Regardless of a divorce, the IRS holds both spouses responsible for all unpaid back taxes attributed to a joint return.
Married couples aren’t automatically responsible for each other’s back tax debts to the Internal Revenue Service unless they choose to file joint returns. Getting a divorce, however, doesn’t relieve you of liability for paying tax bills incurred during the years you filed jointly. In some circumstances, the IRS has the authority to impose 100 percent of the back-tax liability on one spouse.
Joint Return Liability
Choosing to file a joint income tax return with your former spouse means that you’re both jointly and individually responsible for paying all back taxes, as well as any penalties and interest, still outstanding after your divorce. For example, suppose you filed a joint return with your ex-husband for 2014, and it reports an outstanding balance of $5,000 -- which remains unpaid at the time your divorce is finalized in 2015. Regardless of who earned the income that the $5,000 is owed on, the IRS can collect the full balance from either one of you, meaning you can end up having to pay the entire $5,000 if your ex-husband doesn’t.
Audit Exposure after Divorce
The IRS generally has three years from date you file a joint return to perform an audit and, if necessary, increase the amount of tax you both owe. As a result, getting divorced doesn’t end your potential future liability for the joint returns you’ve filed. Assuming that 2014 return was timely filed by April 15, 2015, the IRS has until April 15, 2018 to perform an audit and potentially increase that $5,000 tax bill if it finds that income was omitted, a deduction or credit you weren’t eligible for was taken, and for any other issue that impacts your tax bill for the year. Moreover, it doesn’t matter who filled out the return or whether you were aware of the mistake or omission -- signing a joint return make you responsible.
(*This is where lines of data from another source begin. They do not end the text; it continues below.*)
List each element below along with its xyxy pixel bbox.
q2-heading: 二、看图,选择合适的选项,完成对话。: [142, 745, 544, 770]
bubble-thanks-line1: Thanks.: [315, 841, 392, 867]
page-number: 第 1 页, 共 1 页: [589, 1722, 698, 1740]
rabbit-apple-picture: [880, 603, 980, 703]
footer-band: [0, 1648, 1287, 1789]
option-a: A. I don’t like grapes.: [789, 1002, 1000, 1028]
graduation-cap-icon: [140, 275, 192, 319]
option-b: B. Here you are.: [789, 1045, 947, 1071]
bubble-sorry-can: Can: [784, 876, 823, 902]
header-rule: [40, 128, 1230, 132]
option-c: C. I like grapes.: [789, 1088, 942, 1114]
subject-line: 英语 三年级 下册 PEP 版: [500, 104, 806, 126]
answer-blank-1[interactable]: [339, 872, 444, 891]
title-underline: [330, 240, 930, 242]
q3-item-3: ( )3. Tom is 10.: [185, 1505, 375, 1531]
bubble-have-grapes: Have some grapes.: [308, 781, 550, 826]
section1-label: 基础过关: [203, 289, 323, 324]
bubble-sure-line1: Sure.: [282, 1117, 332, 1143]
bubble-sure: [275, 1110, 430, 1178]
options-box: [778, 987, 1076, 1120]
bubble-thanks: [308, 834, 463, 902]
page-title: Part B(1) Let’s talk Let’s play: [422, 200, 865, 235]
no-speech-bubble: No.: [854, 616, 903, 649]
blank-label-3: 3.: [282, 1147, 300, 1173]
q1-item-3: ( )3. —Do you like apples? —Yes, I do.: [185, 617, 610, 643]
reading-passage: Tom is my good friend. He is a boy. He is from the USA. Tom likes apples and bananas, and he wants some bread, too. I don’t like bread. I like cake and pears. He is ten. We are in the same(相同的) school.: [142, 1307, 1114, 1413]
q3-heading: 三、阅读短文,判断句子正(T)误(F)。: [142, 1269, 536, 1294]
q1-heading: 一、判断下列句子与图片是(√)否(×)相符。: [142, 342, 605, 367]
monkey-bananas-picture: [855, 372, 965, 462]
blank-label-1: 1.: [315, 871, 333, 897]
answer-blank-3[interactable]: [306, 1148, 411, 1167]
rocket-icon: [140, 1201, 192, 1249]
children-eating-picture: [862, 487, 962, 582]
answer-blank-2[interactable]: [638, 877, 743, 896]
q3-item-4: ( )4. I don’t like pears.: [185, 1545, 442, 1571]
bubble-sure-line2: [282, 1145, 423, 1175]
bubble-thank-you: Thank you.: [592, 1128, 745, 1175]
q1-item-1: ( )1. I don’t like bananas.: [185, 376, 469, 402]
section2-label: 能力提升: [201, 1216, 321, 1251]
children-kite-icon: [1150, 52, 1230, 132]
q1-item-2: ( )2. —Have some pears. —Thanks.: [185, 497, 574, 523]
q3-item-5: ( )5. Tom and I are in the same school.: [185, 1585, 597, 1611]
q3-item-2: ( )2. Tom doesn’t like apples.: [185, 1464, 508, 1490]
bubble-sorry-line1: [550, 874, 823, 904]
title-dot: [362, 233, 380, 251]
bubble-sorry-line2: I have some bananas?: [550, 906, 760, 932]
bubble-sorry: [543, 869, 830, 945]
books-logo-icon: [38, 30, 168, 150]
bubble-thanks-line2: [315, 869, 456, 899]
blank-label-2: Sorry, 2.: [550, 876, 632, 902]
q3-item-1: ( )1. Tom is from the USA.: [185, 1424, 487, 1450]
Ten Years to Collect Joint Tax Debt
Ignoring IRS requests for payment will not make the joint tax debt go away after your divorce. The IRS is authorized to pursue collection of the tax for up to 10 years from the date the return is filed or the date the agency finalizes an audit – whichever is later. In doing so, the IRS can obtain a lien against your property, garnish your wages or freeze your bank account to collect the back taxes. If your ex-husband doesn’t pay the debt or is able to avoid some of these harsher collection procedures, the agency will collect everything from you. This remains true even if your ex-husband assumes responsibility for the debt in the divorce decree.
Relief from Joint Liability
You can request innocent spouse relief from the IRS to eliminate or reduce your joint liability in a situation where your ex-husband is solely responsible for the mistake or omission that increases the amount of tax your jointly liable for. To qualify, you’ll need to prepare Form 8857 and prove you were not aware, nor had reason to be aware, of any impropriety. Alternatively, you can ask the IRS for separation of liability relief, which can limit your responsibility to one-half of the tax bill. If the IRS doesn’t separate the liability and you’re not eligible to claim innocent spouse relief, your last option is to request equitable relief, which is available for the correct joint tax bill reported on a return but has yet to be paid.